Because, the simple fact of the matter is, that sun remains no matter what we do. That hidden heart of the star burns with a subtle and secret lamp in our blood. And by that fire, we might smile at the Black Dog of Fear and Loathing that chased us here, knowing that its daimonic presence is needful.
Now of course, the damonic does not appear identically to everyone. Depression is not to be welcomed, or feared – like everything else in the kosmos, it is what it is – which to say it may appear in manifold forms and shapes. And as magicians, as wizards, it’s our job to say Come not in that form, when we need to. It’s our job to shift our own shapes and learn more things so that we can craft the beautiful ephemera that we were born to do.
We can only liberate ourselves, and share what we know in as open-to-interpretation way as possible, if we wish to loosen fetters and help others. Each of us has an innate clarity which arises – like the way the water clears if we just allow it to settle. The immortal comes to us in moments, but we can go and meet it, once we realise that all moments are this moment. No past, no future, only Now.

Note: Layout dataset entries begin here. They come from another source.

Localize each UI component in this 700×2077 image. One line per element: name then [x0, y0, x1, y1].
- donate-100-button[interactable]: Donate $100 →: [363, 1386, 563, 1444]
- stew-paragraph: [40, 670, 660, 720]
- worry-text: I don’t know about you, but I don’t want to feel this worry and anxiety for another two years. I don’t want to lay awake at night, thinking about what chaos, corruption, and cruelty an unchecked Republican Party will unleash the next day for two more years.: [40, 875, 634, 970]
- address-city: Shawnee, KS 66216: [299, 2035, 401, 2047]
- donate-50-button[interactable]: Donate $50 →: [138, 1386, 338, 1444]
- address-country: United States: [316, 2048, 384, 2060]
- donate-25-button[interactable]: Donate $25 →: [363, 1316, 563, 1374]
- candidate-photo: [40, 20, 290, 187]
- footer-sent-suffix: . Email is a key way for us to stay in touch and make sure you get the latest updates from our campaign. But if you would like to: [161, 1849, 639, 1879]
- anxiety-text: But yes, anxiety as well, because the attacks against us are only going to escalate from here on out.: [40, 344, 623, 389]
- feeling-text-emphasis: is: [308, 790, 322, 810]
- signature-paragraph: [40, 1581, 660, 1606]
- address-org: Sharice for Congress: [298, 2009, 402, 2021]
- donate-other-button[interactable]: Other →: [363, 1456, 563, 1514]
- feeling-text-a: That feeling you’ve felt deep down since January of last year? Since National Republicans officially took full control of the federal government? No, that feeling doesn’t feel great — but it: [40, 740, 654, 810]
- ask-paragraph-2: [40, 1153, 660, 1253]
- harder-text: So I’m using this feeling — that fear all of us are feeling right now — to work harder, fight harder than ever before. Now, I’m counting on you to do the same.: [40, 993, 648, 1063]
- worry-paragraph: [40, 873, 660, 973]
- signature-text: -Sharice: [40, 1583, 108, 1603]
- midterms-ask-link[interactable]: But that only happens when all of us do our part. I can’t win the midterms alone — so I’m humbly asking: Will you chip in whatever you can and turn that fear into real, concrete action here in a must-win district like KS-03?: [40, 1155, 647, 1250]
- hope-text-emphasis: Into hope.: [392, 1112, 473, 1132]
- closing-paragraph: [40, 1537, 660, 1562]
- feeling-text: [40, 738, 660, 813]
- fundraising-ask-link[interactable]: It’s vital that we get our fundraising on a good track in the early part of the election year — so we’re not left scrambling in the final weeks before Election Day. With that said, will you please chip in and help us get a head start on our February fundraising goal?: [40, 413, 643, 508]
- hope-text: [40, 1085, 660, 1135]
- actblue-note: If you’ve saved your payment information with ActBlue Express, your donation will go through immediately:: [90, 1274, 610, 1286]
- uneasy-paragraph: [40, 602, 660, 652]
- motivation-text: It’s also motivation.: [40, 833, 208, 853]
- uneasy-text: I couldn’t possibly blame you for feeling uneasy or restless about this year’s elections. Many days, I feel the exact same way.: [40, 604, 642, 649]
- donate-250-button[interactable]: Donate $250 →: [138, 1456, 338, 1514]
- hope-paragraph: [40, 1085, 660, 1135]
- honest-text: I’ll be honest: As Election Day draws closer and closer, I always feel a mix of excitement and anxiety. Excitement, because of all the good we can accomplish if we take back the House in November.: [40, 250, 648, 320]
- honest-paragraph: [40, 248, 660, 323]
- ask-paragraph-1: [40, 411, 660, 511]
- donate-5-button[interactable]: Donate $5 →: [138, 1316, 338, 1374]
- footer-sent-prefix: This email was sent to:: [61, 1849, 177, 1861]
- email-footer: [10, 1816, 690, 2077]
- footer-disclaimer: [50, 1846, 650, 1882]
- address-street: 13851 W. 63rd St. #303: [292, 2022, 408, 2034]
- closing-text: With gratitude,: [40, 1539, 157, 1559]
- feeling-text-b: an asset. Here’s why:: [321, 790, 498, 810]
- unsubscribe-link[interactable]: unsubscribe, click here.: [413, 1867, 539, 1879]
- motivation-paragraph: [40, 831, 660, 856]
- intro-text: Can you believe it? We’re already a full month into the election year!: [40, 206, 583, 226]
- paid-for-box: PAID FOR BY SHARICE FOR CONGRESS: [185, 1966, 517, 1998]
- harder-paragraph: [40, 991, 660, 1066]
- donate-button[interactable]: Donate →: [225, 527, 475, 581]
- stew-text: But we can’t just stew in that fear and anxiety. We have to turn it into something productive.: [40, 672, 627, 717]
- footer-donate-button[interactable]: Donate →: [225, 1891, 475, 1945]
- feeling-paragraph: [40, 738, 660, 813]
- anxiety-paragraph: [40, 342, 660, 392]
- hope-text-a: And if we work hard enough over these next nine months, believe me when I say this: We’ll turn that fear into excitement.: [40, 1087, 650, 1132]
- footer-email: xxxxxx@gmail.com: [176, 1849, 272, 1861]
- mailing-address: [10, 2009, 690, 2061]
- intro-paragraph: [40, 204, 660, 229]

And we can let our thoughts scamper ahead into possible futures and recreated pasts all we like, but the Now never goes anywhere. Ten thousand years-ago-was-Now-too. Those dead harvest festivals can live again if you bring them into the Now as living festivities rooted in the Here and Now.
The wildness can be found, the ferocity in the most domestic of situations – the Dark Mountain may be discerned by the shadow it casts on the floodlit fields. There is no separation.
There’s no such thing as contradicting yourself. You just need to learn to listen. You know how. It’s written into the skeleton key of your bones.